Another huge advantage is that very sheltered costs a lot less than a home. Service charges plus an optional daily three course lunch, tea, coffee and laundry costs about £1,300. A good care home for a self funder over the past seven years would have been an awful lot more. Part of my desire to keep her there as long as possible is that there is every chance she will live a further decade. My parents benefited from rising property prices in the South East, but even so it will be quite an achievement to have funded my mother through 20 years of dementia care. So I am willing to put a lot of effort into solving problems as they arise, in order to keep her where she is.

But fundamentally as Meredinto says, it is based round my mother's needs. At the moment she believes she is independent, and she retains her dignity and sense of self. She may not be able to change channels on her TV but she can turn it on, so believes she has choice. She can leave her flat to go to the coffee lounge, and return when she had had enough. She has her kitchen, even if she does not realise that she no longer uses it. She puts the chain on her front door at night, without realising that her carer can circumvent this and enter each morning. Some of her furniture was bought when she first got married. The general agreement is that my mother is fiercely independent and that to the extent that a decision needs to be made between independence and risk, we need to accept/minimise risk in order to give her as much independence as possible. If my mother were more timid and if a lack of memory made her fearful, the balance would be in a different place. That said, I am aware that we are on borrowed time, and that within the next year or two professionals may well be telling me that she needs to change setting. (At which point, cost wise and in terms of familiarity - 24 hour care in her old home - currently rented out - may be the better option.)

One of the first things we did was ensure that she was on Social Services radar. In part because of wandering, but also for issues around hospital stays and discharge. She lives on Costa Geriatrica so the local supermarket also keeps a list of shoppers who can forget their way home.

OP posts:
Kgab · 27/08/2019 11:34

Would definitely recommend weenect. We have it for my mum who as mixed dementia and still lives in her own home. We can set the perimeter to what we want and can find her next to no time as it gives us detailed information where she is

Alonglongway · 20/09/2019 02:34

How did you get on with this?

My mum is similar great character. She got lost a few times when at home and we had good success putting an old phone in her bag with find my phone enabled. She’s now in a nursing home and managed to leave the other day, terrifying everyone. So we’re looking at trackers and I’m trying this one out. www.amazon.co.uk/BuFan-Real-Time-Anti-Theft-Positioning-Application/dp/B07PGDRFNF?tag=mumsnetforu03-21

WillLokireturn · 22/09/2019 04:29

We have this in our LA. Telecare via Argenti GPS that can be set within distance parameters. (Of course it has to be charged up and left in handbag or coat pocket that the person will take with them when going out) , or telecare alarms that go off to central if leaving flat.

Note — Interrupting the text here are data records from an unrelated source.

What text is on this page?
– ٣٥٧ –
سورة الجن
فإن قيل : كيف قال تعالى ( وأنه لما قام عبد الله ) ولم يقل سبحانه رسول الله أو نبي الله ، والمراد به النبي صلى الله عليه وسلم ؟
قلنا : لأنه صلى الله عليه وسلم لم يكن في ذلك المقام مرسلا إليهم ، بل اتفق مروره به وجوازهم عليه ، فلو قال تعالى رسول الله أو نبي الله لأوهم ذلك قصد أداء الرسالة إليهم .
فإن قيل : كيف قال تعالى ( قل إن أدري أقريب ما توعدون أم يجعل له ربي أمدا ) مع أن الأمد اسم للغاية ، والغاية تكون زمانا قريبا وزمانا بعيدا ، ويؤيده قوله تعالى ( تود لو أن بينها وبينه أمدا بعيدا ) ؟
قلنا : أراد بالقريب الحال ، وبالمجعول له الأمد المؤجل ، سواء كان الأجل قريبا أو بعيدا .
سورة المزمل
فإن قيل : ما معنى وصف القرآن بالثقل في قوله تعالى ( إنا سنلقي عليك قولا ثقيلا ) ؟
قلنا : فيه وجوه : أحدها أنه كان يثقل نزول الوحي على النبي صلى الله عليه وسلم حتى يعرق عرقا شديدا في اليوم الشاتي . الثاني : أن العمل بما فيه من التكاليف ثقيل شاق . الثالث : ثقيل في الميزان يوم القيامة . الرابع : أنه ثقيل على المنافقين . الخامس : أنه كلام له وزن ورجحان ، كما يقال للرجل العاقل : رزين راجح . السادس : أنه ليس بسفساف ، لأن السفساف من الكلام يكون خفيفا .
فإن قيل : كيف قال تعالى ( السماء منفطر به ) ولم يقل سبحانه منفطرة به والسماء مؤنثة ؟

I don't know where in UK you are. But please talk to LA. Even if just for advice. There is a big push for telecare solutions to maintain people's independence.

Jessicabrassica · 22/09/2019 07:04

You can get trackers in shoe insoles which are amazing.

Just be aware that my dad is in resi care and the manager said in her opinion if he needed a tracker because he tended to get lost, then he shouldn't be going out alone because the risks were too high.

To be fair, at that point he'd been returned twice in 3 days from places he shouldn't have been. On one of them he bumped into a friend of mine, miles away across the fields. We wouldn't have found him out there and it would have been a full scale community/mountain rescue effort to find him.

He now has a dols and goes shopping with staff in the week but has to wait for weekends to go hill walking with us.